Meat Free March – part two

The next part of my MFM adventure was heralded by a triumphant text from my mother yesterday: “I got it!!”

‘It’ being the elusive tahini, which means… time for MFM part 2! Warm pumpkin salad with chickpeas and tahini. 

First on the agenda, chopping a large butternut squash. The recipe also recommends pumpkin, but since most British shops seem to think pumpkins are purely decorative items to be sold for Halloween, I used good old butternut.


I’m always conflicted when using butternut squash. It’s one of my favourite foods: it’s delicious, it’s versatile, it’s low in calories and high in vitamins and fibre… and yet, my heart always sinks when I get my hands on one and realise that I have to peel and chop it before I can benefit from all of that. I’ve tried multiple ways to make it less arduous, though none makes it what I’d call easy. As you can see from the picture, I usually adopt this method – separating the bulbous bit from the straight bit and dealing with them separately. I read somewhere once that chopping the straight portion into discs then running the peeler round the edge of them makes it easier. That turned out to be true only if the squash is straight as a ruler though, which of course it rarely is. If anyone has a better way to do it, I’d love to hear about it…
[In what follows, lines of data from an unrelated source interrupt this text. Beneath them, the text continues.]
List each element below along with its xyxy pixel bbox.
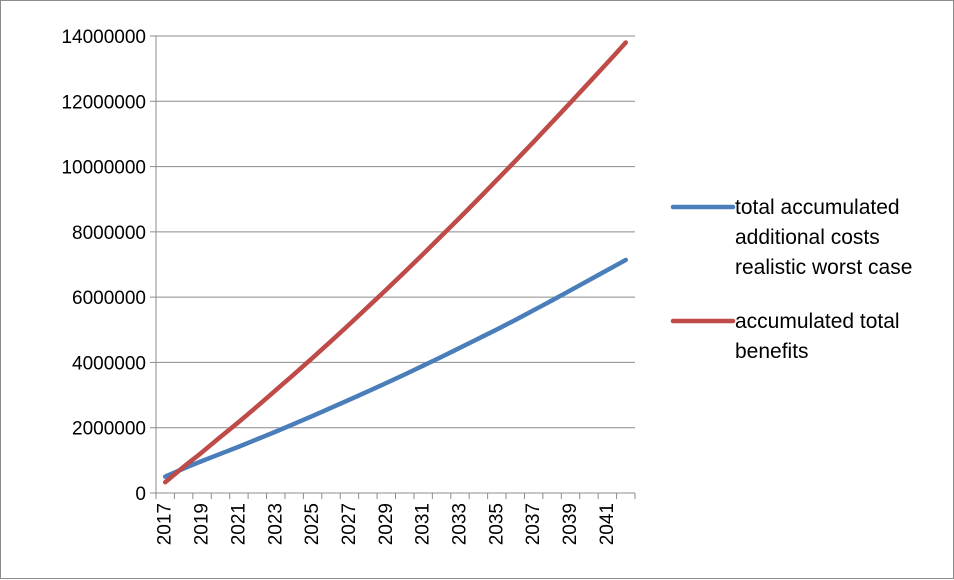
x-tick-label: 2037 (523, 503, 544, 545)
series-line-1 (162, 257, 629, 479)
x-tick-label: 2021 (228, 503, 249, 545)
x-tick-label: 2029 (376, 503, 397, 545)
x-tick-label: 2033 (449, 503, 470, 545)
legend-label-1: additional costs (735, 226, 880, 249)
legend-label-1: total accumulated (735, 196, 900, 219)
legend-label-1: realistic worst case (735, 256, 912, 279)
x-tick-label: 2035 (486, 503, 507, 545)
x-axis-ticks: 2017 2019 2021 2023 2025 2027 2029 2031 2033 2035… (155, 493, 636, 545)
y-tick-label: 0 (135, 484, 146, 505)
y-tick-label: 10000000 (61, 158, 146, 179)
legend-label-2: accumulated total (735, 310, 900, 333)
series-lines (162, 40, 629, 485)
gridlines (156, 35, 635, 429)
x-tick-label: 2023 (265, 503, 286, 545)
series-line-2 (162, 40, 629, 485)
x-tick-label: 2025 (302, 503, 323, 545)
x-tick-label: 2019 (192, 503, 213, 545)
y-axis-ticks: 0 2000000 4000000 6000000 8000000 10000000 120… (61, 27, 156, 505)
x-tick-label: 2041 (597, 503, 618, 545)
x-tick-label: 2031 (413, 503, 434, 545)
y-tick-label: 14000000 (61, 27, 146, 48)
x-tick-label: 2017 (155, 503, 176, 545)
x-tick-label: 2039 (560, 503, 581, 545)
y-tick-label: 12000000 (61, 92, 146, 113)
y-tick-label: 4000000 (72, 353, 146, 374)
x-tick-label: 2027 (339, 503, 360, 545)
axes (155, 36, 635, 494)
y-tick-label: 6000000 (72, 288, 146, 309)
y-tick-label: 2000000 (72, 419, 146, 440)
y-tick-label: 8000000 (72, 223, 146, 244)
legend-label-2: benefits (735, 340, 809, 363)
legend: total accumulated additional costs realist… (670, 196, 912, 363)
Anyway, enough whingeing. With the squash diced into submission and put in the oven to roast with some olive oil, crushed garlic and half a teaspoon of allspice, the rest of the salad was a doddle. I added half a red onion (chopped) to the roasting tin too – the recipe said to chop it up and add it to the salad raw, but my mother doesn’t like raw onion and since she assisted in sourcing the tahini I wanted her to enjoy this meal.

The tahini sauce is made by mixing 3 tbsp tahini, 2 tbsp olive oil, 3.5 tbsp lemon juice (about 1 lemon’s worth), 2 tbsp water and a crushed garlic clove. It started off looking very curdled and weird, but after about 30 seconds mixing with a fork it magically turned into a lovely creamy mixture which tasted amazing.
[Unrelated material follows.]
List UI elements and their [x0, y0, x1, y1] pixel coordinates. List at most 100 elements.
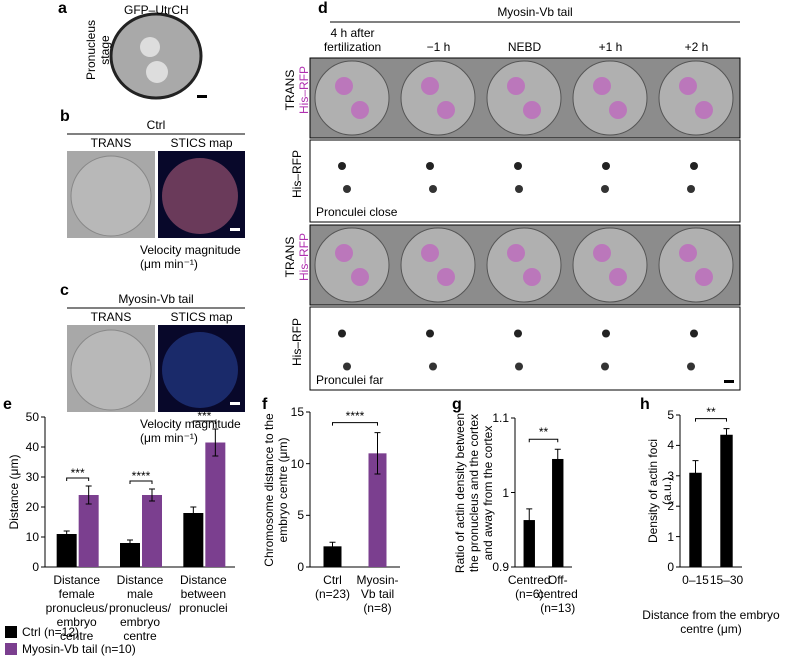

All that remained was to drain and rinse a can of chickpeas, chop up a generous amount of coriander (about 3tbsp apparently, though I love coriander so just chopped a whole bunch and added it with wild abandon), and mix them with the roasted squash. Some salt and pepper to taste, and then the whole lot was drizzled with the tahini sauce.


Apologies again for a poor quality shot, but take it from me – this is one of the few dishes I’ve made that looks almost as attractive as the picture in the cookbook! The bright colours of the squash, onion and coriander contrast beautifully with the white tahini sauce.

The recipe said it served four, and when I dished up that looked pretty stingy so I divided it into three instead. Actually though, this was deceptively filling, especially as I did quick flatbreads again – already becoming a staple recipe! Although it’s called a salad, it’s quite heavy, and the flavours are warm and rich rather than refreshing. If you wanted to freshen it a bit you could try serving it over some spinach leaves or similar – I’m going to try doing that soon. After all, this went down really well, and I now have some tahini to use up…

(PS: I just ate the remaining portion of this for lunch, and it was really good cold too. The tahini sauce had gone a tiny bit sticky, but a night in the fridge seems to have brought out the flavours even more – yum!)